Consequences of Complement Activation – Effector Functions

The MAC and other complement by-products formed during activation of various pathways augments the immune response in many ways as follows. These are known as effector functions of complement products.

1. Cell lysis by MAC

MAC damages cell membrane by making pores or channels in it and allowing the free passage of various ions and water in to the cell. This ultimately leads to cell death. Bacteria, enveloped viruses, irreversibly damaged cells, cancerous cells etc are killed by this mechanism commonly referred to as complement mediated cell lysis.
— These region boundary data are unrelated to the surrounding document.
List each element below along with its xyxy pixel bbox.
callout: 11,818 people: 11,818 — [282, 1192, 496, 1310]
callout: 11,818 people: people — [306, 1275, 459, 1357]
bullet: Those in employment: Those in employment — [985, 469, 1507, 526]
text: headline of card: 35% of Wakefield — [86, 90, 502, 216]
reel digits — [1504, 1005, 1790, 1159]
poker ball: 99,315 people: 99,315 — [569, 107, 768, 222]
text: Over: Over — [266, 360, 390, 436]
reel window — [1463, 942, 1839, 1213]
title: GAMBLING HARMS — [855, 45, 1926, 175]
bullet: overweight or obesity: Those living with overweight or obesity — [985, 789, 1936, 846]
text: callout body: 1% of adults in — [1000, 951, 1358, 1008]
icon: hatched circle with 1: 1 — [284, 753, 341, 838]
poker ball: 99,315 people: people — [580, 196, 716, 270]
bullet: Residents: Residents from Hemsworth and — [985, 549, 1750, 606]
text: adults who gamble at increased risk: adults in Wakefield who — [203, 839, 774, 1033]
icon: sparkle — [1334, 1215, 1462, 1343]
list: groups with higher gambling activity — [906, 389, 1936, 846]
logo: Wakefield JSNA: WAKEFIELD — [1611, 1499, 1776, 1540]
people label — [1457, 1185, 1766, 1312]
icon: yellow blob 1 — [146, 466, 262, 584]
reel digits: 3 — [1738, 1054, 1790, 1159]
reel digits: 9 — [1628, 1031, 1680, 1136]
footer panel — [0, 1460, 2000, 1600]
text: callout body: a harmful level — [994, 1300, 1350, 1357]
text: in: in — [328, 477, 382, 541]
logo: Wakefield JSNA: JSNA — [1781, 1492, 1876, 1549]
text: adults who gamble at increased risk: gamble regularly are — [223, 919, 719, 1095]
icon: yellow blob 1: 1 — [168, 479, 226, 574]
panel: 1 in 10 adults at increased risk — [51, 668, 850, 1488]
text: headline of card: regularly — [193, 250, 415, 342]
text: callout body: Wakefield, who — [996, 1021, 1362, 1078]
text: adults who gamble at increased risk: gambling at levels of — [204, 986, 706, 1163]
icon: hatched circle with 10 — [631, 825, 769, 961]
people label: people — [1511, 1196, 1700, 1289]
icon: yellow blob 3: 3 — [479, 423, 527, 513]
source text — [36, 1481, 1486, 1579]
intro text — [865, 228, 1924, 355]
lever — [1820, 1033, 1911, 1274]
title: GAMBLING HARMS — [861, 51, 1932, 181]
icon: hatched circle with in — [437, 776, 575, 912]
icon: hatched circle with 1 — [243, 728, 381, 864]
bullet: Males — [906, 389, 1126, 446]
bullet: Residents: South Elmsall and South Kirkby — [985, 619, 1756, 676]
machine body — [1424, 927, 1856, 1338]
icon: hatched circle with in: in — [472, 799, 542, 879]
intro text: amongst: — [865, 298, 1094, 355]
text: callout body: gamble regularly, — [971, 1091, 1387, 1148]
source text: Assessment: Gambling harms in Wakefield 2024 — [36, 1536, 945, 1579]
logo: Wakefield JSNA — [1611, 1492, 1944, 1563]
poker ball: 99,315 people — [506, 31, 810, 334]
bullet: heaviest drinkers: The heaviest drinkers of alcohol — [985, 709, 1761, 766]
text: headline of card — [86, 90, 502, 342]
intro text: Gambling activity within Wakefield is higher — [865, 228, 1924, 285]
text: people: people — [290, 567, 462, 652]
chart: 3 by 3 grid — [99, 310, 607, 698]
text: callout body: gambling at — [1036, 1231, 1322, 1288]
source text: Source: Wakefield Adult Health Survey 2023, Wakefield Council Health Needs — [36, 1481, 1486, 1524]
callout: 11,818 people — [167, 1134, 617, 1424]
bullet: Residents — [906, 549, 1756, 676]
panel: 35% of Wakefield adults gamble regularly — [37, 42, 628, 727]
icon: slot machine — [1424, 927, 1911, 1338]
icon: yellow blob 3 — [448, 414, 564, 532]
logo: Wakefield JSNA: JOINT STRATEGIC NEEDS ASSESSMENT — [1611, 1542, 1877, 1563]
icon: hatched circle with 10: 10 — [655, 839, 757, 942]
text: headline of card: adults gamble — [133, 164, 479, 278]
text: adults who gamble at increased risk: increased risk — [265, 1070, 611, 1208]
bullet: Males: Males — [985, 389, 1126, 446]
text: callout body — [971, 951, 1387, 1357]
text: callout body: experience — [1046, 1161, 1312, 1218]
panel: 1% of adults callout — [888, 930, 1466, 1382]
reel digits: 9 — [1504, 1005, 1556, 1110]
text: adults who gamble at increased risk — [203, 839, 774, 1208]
Gram positive bacteria, which are protected by their thick peptidoglycan layer, bacteria with a capsule or slime layer around their cell wall, or non-enveloped viruses are less susceptible to lysis.

2. Inflammatory Response

C3a, C4a and C5a are called anaphylotoxins. They bind to receptors on mast cells and induce its degranulation leaing to release of histamine and other pharmacologically active mediators of inflammation. They cause vasoconstriction and increase in vascular permeability. Along with the C5b67, they also induce the migration of neutrophils and monocytes to the site of complement activation. This leads to an inflammatory response which is a local protective response.

3. Opsonization

C3b and C4b act as major opsonins that coat the immune complexes and particulate antigen. Phagotytic cells express receptors (CR1, CR3 and CR4) for complement components (C3b, C4b etc.) and are able to bind the complement coated antigen and enhance its phagocytosis. C5a augments this process by enhancing the CR1 expression on phagocytes by 10 folds.

4. Viral Neutralization.

Complement plays a very important role in viral neutralization in many ways:

  • Most viral particles bind to their serum antibody and form particulate immune complex which stimulates the classical pathway. Many viruses are also capable of activating the alternative and lactin pathway in the absence of antibody. So, the MAC is able to destroy the viruses.
  • C3b helps in the formation of viral aggregates by acting as opsonin and thus decrease the net number of infective viral particles. This effect is enhanced in the presence of serum antibody.
  • Complement products also coat the viral particles. This coating neutralizes the viral infectivity by blocking its attachment to target cell and enhancing its phagocytosis by macrophages through complement.
  • Complement cytolyse most enveloped viruses causing fragmentation and disintegration.

5. Solublization of Immune Complex

C3b plays an important role in removing immune complex from the blood. its binding to complexes facilitates their binding to CR1 on RBCs. Though CR1 are present in higher number is granulocytes than the RBCs, but because of much larger number of RBCs than granulocytes in blood, RBCs account for the 90% of the total CR1 in blood. Immune complexes bound to the RBCs are taken to liver and spleen where they are phagocytoed after seperation from RBCs.